Lukas twitched and grimaced on the ground. He
was transformed. No more tethered to the gods of the moon. That
didn’t keep the young werewolf turned man to be an open target for
punishment.
Kaleb lunged at the heir with eyes on the
kill, but an elbow driven into the pack master’s neck sent him
airborne in the opposite direction. He crashed against the trunk of
a tree, and in a cloud of splinter and dust fell motionless to the
ground.
“You always spoke of the pack when we were
kids,” Lukas said. He was torn open on his right side, from thigh
to shoulder, cut open and a bloody mess. Despite these wounds he
managed to rise to his feet and greet the circled horde. “I don’t
think you every really knew what the word meant. The lycan race
spent millennia as beasts without the souls of a mortal to tame
their hearts. They were bloodthirsty, ruthless, and no mans equal
on the battlefield. But as they moved across the countryside it was
the humans they took that were the true threat to their race. They
were born with another half, a human half, and it gave them the
strength to do what none could do before. They deposed their unholy
ancestors and they did it with the power of the pack.
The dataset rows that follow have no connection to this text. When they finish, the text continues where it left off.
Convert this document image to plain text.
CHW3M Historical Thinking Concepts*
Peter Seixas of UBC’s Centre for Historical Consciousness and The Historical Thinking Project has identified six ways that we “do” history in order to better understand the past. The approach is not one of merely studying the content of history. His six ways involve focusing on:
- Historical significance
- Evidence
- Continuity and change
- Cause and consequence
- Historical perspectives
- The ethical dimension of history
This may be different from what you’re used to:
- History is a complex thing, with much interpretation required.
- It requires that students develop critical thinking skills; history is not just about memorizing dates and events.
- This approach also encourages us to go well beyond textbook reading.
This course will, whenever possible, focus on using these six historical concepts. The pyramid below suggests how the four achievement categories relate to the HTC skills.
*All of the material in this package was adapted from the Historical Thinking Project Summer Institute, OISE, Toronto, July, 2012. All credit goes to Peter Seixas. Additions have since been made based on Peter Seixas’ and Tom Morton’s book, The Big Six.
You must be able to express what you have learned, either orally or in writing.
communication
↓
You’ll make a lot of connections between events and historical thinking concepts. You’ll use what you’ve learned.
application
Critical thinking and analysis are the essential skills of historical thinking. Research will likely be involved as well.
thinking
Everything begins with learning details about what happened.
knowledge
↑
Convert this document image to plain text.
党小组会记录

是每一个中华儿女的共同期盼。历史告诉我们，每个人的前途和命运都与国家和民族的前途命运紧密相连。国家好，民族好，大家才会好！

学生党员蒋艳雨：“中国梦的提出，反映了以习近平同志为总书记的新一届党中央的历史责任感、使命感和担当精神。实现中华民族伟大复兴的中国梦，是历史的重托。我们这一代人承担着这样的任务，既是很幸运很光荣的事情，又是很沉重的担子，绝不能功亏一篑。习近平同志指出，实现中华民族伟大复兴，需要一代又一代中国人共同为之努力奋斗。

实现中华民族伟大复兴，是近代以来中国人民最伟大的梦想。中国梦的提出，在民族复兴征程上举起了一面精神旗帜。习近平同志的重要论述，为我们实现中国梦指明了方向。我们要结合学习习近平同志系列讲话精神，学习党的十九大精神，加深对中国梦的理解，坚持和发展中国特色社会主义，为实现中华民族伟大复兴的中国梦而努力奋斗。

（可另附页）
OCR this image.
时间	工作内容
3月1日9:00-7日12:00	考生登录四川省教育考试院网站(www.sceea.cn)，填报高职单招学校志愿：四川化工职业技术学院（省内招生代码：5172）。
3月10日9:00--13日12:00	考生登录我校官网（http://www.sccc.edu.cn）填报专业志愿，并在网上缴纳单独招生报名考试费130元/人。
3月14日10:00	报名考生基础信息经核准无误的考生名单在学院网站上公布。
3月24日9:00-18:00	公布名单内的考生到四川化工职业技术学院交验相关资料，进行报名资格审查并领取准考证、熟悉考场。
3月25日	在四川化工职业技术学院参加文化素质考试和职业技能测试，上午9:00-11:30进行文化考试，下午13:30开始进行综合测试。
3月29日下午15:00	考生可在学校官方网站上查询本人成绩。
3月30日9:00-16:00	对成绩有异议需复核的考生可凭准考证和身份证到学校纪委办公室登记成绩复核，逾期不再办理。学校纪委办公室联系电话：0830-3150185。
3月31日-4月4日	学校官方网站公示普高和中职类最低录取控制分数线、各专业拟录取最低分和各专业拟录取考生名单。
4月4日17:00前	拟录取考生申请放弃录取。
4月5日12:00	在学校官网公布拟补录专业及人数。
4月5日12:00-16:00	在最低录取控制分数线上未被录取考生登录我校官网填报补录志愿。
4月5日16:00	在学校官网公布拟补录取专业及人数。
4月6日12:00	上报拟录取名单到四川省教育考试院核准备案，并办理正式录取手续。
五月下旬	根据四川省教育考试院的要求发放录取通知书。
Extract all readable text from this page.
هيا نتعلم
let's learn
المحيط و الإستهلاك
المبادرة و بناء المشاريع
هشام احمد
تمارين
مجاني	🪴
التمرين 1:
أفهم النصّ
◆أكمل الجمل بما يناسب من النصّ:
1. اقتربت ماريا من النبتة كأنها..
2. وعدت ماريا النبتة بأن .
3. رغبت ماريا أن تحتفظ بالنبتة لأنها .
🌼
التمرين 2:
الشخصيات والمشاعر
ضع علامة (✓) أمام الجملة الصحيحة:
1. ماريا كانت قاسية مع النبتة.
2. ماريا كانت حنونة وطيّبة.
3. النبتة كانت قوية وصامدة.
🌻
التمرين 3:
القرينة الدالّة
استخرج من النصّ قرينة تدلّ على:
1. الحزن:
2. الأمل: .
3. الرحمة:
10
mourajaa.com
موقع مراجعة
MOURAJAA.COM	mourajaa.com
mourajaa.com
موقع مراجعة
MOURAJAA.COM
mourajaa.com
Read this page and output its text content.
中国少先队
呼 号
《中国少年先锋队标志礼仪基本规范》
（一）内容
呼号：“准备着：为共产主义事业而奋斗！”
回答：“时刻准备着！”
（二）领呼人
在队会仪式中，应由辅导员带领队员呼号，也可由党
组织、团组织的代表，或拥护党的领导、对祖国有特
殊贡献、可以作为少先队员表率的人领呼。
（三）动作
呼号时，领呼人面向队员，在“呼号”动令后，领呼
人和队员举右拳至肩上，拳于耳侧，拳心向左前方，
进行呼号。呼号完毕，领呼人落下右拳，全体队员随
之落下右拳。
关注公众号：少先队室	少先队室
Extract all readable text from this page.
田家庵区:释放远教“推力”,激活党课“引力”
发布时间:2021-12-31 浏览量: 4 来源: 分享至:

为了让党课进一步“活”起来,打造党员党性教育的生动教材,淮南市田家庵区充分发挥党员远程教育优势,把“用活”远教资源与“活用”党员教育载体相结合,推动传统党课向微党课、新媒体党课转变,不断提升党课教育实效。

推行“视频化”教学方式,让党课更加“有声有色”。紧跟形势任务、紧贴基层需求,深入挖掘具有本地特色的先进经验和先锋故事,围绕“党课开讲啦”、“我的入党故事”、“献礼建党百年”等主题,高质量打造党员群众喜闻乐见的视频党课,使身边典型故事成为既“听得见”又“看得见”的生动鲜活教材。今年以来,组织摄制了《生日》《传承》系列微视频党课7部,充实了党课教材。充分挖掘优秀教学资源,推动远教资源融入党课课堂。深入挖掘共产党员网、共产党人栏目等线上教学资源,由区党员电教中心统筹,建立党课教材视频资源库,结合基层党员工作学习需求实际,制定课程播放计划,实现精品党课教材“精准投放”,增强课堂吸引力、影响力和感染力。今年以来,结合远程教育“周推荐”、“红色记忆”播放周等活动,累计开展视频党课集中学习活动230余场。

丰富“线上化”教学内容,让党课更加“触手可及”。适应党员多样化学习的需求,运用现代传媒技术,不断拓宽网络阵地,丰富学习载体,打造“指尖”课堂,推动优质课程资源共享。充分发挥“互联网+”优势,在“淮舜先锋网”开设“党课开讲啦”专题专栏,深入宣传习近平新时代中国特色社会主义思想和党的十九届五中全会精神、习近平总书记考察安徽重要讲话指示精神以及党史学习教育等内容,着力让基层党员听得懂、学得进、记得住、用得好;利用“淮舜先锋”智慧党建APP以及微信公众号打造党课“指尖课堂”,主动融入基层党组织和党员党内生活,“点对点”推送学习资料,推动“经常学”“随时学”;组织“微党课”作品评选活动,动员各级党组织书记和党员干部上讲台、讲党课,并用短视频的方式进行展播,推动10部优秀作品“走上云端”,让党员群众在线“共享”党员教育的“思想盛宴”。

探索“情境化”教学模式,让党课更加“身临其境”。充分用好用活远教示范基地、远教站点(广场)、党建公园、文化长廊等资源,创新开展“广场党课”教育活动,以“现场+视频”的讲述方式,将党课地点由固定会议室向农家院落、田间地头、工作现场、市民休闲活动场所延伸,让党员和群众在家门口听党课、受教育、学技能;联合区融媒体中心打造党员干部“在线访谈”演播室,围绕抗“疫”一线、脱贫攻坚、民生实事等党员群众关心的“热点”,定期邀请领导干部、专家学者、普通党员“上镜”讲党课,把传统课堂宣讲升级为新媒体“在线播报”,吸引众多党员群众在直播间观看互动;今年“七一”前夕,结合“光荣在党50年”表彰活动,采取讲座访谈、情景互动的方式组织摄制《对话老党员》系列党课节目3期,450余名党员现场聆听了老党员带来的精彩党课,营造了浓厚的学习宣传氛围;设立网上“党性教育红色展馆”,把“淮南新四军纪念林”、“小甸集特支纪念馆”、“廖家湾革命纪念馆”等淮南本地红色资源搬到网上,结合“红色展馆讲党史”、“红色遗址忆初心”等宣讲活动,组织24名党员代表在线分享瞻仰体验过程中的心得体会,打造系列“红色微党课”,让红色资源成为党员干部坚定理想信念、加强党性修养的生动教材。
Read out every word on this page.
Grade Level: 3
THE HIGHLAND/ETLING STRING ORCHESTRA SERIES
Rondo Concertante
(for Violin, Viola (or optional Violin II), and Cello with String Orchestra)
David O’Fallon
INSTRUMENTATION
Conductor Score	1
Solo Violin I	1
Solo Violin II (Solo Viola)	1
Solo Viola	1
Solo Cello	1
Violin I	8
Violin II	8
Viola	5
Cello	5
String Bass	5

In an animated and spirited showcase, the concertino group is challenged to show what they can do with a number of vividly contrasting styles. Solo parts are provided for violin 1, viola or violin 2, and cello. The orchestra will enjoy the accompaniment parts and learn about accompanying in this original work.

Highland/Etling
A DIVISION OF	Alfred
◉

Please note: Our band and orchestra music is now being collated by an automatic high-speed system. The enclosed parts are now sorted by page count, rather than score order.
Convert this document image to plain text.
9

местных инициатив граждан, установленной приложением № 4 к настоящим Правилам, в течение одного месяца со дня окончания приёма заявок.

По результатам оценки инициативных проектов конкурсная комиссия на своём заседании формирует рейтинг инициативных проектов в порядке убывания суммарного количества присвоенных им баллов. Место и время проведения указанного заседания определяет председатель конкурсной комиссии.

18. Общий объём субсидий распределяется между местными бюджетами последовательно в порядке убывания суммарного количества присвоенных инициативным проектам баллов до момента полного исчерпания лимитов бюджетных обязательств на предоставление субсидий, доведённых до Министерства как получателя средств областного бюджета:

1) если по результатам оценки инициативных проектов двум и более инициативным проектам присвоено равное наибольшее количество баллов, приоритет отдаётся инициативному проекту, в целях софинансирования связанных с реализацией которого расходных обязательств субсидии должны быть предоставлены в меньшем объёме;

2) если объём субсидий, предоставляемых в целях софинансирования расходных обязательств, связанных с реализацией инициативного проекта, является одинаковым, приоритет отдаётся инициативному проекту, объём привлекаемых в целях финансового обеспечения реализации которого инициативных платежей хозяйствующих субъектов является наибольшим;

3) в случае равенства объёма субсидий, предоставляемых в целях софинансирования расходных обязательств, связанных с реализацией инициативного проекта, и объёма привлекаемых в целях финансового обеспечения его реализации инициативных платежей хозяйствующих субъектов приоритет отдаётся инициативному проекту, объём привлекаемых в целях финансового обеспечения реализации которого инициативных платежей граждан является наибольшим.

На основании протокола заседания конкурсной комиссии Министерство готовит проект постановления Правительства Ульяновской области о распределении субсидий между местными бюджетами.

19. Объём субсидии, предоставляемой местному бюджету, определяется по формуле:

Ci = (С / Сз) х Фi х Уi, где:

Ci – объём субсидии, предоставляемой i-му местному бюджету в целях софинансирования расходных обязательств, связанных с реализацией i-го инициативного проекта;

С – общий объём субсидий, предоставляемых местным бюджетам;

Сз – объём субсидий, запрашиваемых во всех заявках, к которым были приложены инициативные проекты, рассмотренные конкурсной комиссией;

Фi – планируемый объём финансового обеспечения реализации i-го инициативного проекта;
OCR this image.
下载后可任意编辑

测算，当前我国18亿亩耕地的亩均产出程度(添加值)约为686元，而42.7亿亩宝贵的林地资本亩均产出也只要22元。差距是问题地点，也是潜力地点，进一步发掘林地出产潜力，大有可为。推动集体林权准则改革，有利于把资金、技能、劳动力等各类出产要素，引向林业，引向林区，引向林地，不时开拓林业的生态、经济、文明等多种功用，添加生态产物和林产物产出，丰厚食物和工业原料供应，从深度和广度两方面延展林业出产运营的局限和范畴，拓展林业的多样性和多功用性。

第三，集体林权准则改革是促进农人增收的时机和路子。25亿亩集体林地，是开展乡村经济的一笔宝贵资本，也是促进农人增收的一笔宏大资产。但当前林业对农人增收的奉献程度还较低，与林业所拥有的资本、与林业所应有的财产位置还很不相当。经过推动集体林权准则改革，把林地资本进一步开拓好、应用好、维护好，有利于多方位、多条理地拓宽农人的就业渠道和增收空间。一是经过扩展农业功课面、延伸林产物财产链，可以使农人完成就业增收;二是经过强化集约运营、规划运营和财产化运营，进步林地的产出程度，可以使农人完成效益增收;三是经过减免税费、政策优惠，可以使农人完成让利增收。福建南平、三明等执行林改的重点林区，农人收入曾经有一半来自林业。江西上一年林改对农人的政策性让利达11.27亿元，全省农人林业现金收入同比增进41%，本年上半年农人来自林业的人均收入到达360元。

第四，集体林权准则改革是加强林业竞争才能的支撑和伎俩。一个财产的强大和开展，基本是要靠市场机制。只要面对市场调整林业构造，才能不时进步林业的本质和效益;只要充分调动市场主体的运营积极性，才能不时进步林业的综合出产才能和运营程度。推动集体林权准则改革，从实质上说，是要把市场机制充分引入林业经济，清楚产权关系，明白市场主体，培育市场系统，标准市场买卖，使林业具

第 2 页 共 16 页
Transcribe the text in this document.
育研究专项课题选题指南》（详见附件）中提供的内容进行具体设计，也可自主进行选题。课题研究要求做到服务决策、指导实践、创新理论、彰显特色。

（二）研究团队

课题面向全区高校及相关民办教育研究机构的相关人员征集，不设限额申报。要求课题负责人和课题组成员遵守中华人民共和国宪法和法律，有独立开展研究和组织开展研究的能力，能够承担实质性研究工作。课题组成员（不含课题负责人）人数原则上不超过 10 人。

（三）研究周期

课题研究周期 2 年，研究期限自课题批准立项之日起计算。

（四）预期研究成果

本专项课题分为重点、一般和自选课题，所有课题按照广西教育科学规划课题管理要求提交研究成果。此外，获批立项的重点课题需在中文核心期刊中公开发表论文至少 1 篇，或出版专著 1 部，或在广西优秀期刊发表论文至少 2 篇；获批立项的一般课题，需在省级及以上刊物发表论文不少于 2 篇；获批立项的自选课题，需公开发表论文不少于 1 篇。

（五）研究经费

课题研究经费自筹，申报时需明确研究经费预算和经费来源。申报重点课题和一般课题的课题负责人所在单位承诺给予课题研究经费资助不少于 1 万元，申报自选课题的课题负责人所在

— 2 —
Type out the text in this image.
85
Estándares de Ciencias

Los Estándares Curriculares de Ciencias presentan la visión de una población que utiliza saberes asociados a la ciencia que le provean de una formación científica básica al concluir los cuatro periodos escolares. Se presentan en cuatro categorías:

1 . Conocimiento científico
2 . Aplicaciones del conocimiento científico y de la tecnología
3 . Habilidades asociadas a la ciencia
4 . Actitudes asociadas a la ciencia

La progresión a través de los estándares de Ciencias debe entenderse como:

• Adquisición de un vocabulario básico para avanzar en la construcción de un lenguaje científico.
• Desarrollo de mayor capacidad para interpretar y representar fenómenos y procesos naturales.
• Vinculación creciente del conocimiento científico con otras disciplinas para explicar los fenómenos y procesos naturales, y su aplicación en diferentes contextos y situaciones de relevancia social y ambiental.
We are
descended from those hybrid few, not the monsters that enslaved
them.”
“After centuries of subservience the newborn
werewolf race struck in numbers no lycan family could contend
with.” Lukas’ wounds were plenty, but to the pack’s astonishment as
much his own, those deep cuts began to heal in rapid fashion. He
continued in on, not interested in the history session, but rather
the moment of peace it seemed to provide. “Packs were formed to
keep werewolves close-knit and loyal, but distant enough to see
prosperous hunting grounds for all. To disgrace pack mentality is
to deny all the progress it took to bring us here. Humanity isn’t
the inferior gene you believe it to be. It’s what allowed us to
grow from monsters to men. There’s still time to right the wrongs
of the past, my brothers and sisters. We can find an honorable way
home.”
The werewolves began to clamor as signs of
life returned to their pack master. Lukas wasn’t sure if their
calls for blood were for him or their apoplectic pack master over
by the tree. Regardless of their reasons, Lukas was sure to brace
himself for any possible attack.
“I don’t need a history lecture,” Kaleb
yelped. His back was likely broken, but still he pushed and pulled
until he righted himself.
“Your actions say otherwise,” Lukas said with
the teeth and claws of his wolf, but in the form of a man. He
looked to the other wolves for support, but found it lacking. “The
lycans pillaged and raped our ancestors. Are these monsters you
choose to model yourselves after? Because I see near a quarter of
what was once a healthy pack. You corrupt the strong and discard
the meek. Even the spiritual leaders of our pack weren’t immune to
your wrath.”
“You impudent wretch,” Kaleb screamed. “Your
father—!”
“Was a better man than you or I,” said Lukas,
earnestly and in remembrance of what truly led to this meeting. “He
would be ashamed of every single one of us. Yet, despite each and
every one of our collective sins, there’s no shame greater than the
pack member that’s killed so many of his own kind. The vampires
will write songs about you, old friend. All we can hope for now is
a just end to the fates that have come to pass.”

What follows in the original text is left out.